AOL TW not saying no to Cablevision bid

May 21, 2001  •  Post A Comment

AOL Time Warner Chief Executive Gerald Levin last week raised the possibility that his company might acquire AT&T Corp.’s 23 percent interest in Cablevision Systems and perhaps seek a union of the two cable operators.
In response to a shareholder question at the company’s annual meeting in New York last Thursday, Mr. Levin said AOL Time Warner “has not stepped up in any way” to acquire AT&T’s “passive” stake in Cablevision. Mr. Levin said no deal is imminent.
However, he added, “It would be a very interesting company if we could put together our cable systems in the New York area.”
Time Warner and Cablevision are the two leading cable operators in the largest and most lucrative market in the United States.
Mr. Levin briefly noted what he called “the historical relationship” between the two companies. “We are in this business because of the Dolan family,” he said, referring to Cablevision’s controlling and founding family.
The Dolans first hired Mr. Levin years ago to work in the cable business.

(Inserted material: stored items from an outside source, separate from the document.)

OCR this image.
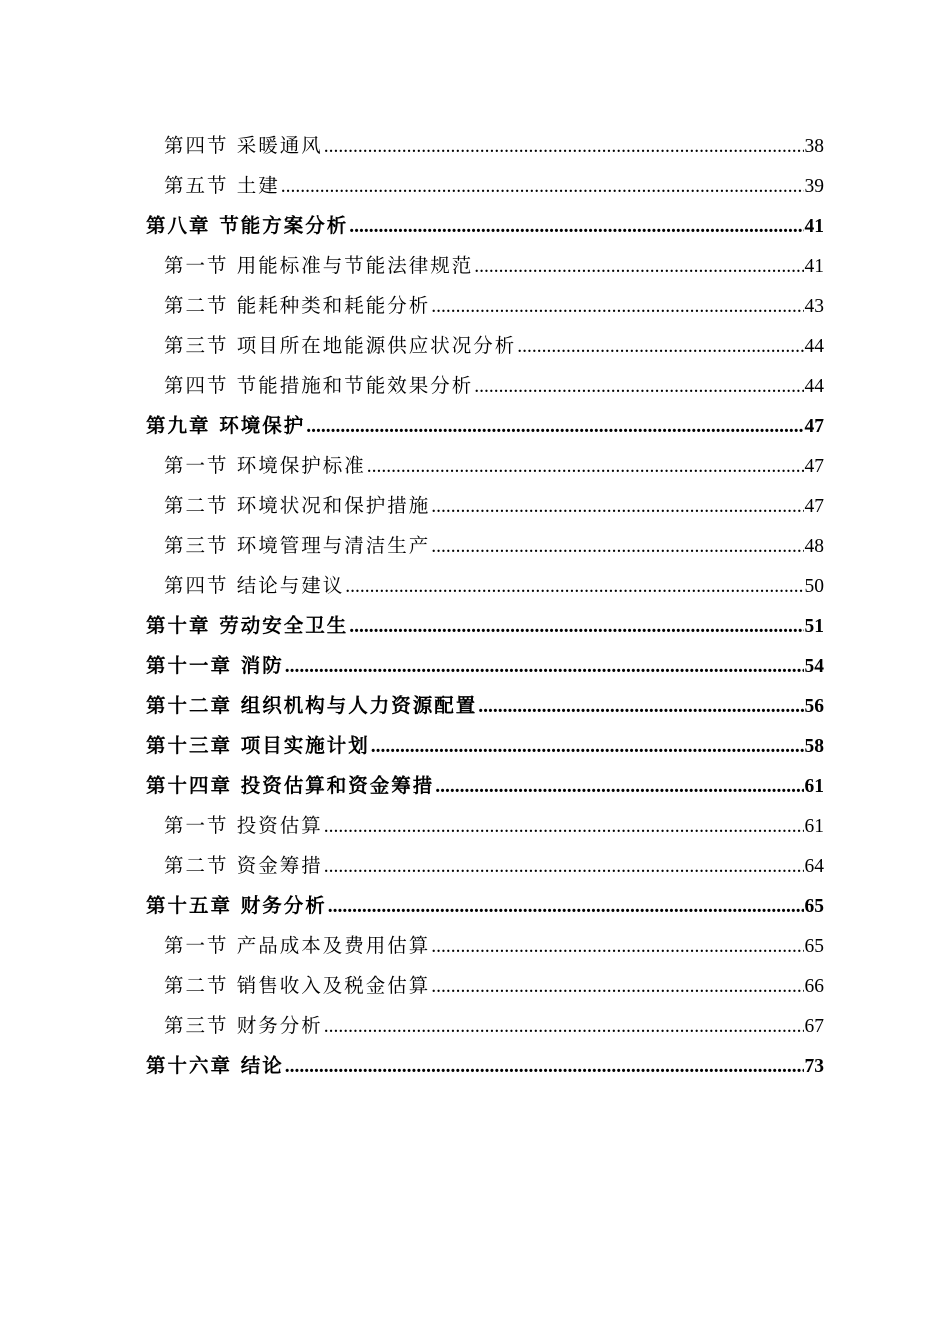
第四节 采暖通风 .....	38
第五节 土建 .....	39
第八章 节能方案分析 .....	41
第一节 用能标准与节能法律规范 .....	41
第二节 能耗种类和耗能分析 .....	43
第三节 项目所在地能源供应状况分析 .....	44
第四节 节能措施和节能效果分析 .....	44
第九章 环境保护 .....	47
第一节 环境保护标准 .....	47
第二节 环境状况和保护措施 .....	47
第三节 环境管理与清洁生产 .....	48
第四节 结论与建议 .....	50
第十章 劳动安全卫生 .....	51
第十一章 消防 .....	54
第十二章 组织机构与人力资源配置 .....	56
第十三章 项目实施计划 .....	58
第十四章 投资估算和资金筹措 .....	61
第一节 投资估算 .....	61
第二节 资金筹措 .....	64
第十五章 财务分析 .....	65
第一节 产品成本及费用估算 .....	65
第二节 销售收入及税金估算 .....	66
第三节 财务分析 .....	67
第十六章 结论 .....	73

It is unclear whether the federal government, which has been bent on deregulating the media business, would allow such a concentration of power in such a key metropolitan market.
AT&T Corp. is selling its Cablevision stake, valued at an estimated $1.7 billion, with other assets to reduce its nearly $50 billion in remaining corporate debt.
Among the other assets being sold is AT&T’s 25.5 percent stake in Time Warner Entertainment, valued at between $10 billion and $14 billion.
AOL Time Warner, which will generate more than $50 billion in free cash flow over the next four years, also is considered a suitor for the TWE stake.
However, last week AOL Time Warner was setting straight its own financial record.
The company said it will claim nearly $1 billion in restructuring charges stemming from its $124 billion merger in January, the lion’s share of which was related to severance and other payments made to departing employees.
In a Securities and Exchange Commission filing, the company said it expects to take a $965 million merger-related restructuring charge this year, which will not appear on its already complicated income statement. Most of the charges were classified as current liabilities in the first quarter.
“We are comfortable with the charge,” Merrill Lynch analysts Henry Blodget and Jessica Reif Cohen said in a note to clients. “We believe investors should be aware of its impact on overall cash flow and net debt,” they said.
In accordance with new accounting laws, the company will continue to “finalize” its merger-related expenses throughout the remainder of 2001.
The company said there are an estimated $400 million of costs related to exiting certain businesses and contracts, which mostly impact Warner Bros. and Turner Broadcasting. Another $565 million in costs is related to employee termination and general work-force reduction.
Of the total, $210 million is related to the businesses of the Time Warner Entertainment partnership which includes Warner Bros., HBO and a majority of the Time Warner Cable systems.
The restructuring also included a $70 million write-off in the first quarter that mostly related to AOL.
Company officials reiterated at the shareholders meeting that AOL Time Warner is on target to meet its projected $40 billion in revenues and $11 billion in earnings before interest, taxes, depreciation and amortization.
Merrill Lynch estimates that with one-time charges and $600 million in one-time expenses in the first quarter, AOL Time Warner’s free cash flow will total about $2 billion this year.